The four regiments that fought at Antietam were the 8th, 11th, 14th and 16th. The 16th fought at the bloody battle of the sunken road and handled itself commendably for green troops. The 8th, 11th, and 16th all fought in the same brigade under General Burnside, The 11th was part of the attempt to take the famous Burnside Bridge. The bridge was well defended and the 11th was thrown back with a severe loss. Two Wethersfield men, Henry Davis and Henry Rising were killed in this battle. Gifford Stedman, Jr. of Hartford was promoted to Colonel leading the regiment at the death of Henry Kingsbury.
On the extreme left flank, the attack that included the 8th and the 14th were running into trouble. The more experienced 8th pressed forward but found that the remainder of the brigade had not progressed with them. They were counter-attacked by superior force and Chaplain John Morris was forced to pick up a rifle and cartridge box of a dead man and fight for his life.

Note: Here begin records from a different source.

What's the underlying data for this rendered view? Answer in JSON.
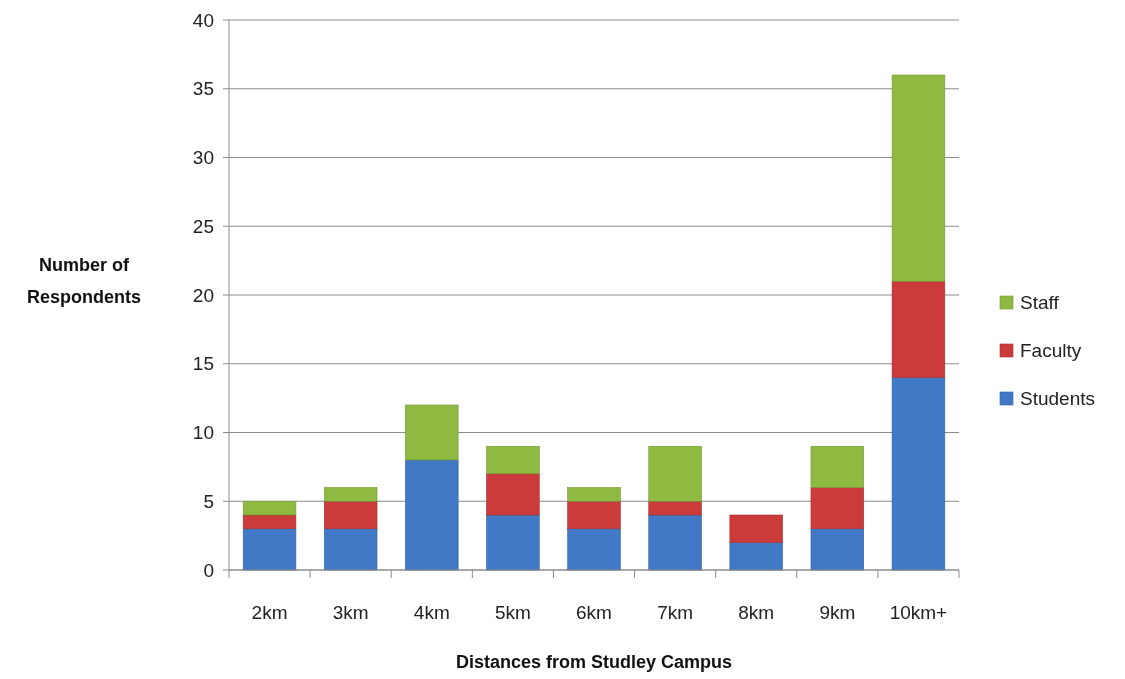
{
  "chart_data": {
    "type": "bar",
    "stacked": true,
    "xlabel": "Distances from Studley Campus",
    "ylabel": "Number of Respondents",
    "categories": [
      "2km",
      "3km",
      "4km",
      "5km",
      "6km",
      "7km",
      "8km",
      "9km",
      "10km+"
    ],
    "series": [
      {
        "name": "Students",
        "color": "#4179c6",
        "values": [
          3,
          3,
          8,
          4,
          3,
          4,
          2,
          3,
          14
        ]
      },
      {
        "name": "Faculty",
        "color": "#cc3b3b",
        "values": [
          1,
          2,
          0,
          3,
          2,
          1,
          2,
          3,
          7
        ]
      },
      {
        "name": "Staff",
        "color": "#8fba42",
        "values": [
          1,
          1,
          4,
          2,
          1,
          4,
          0,
          3,
          15
        ]
      }
    ],
    "ylim": [
      0,
      40
    ],
    "yticks": [
      0,
      5,
      10,
      15,
      20,
      25,
      30,
      35,
      40
    ],
    "grid": "y",
    "legend": "right"
  }
}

The 16th really didn't know what they were doing. They had been in the army less than a month with little training in drill or the use of arms, which had just been issued to them. Against one of Lee's best division leaders, A. P. Hill, they were hopelessly overmatched. They broke and ran in 'irretrievable disorder', carrying a Rhode Island regiment with them. This was the last gasp of the battle, which ended essentially as a stalemate although General McClellan had many unused divisions while Lee's troops had been nearly exhausted. After a day of quiet Lee left the battlefield which allowed McClellan to claim a victory.
Although he was not happy with this outcome, Lincoln used this opportunity to announce his Emancipation Proclamation.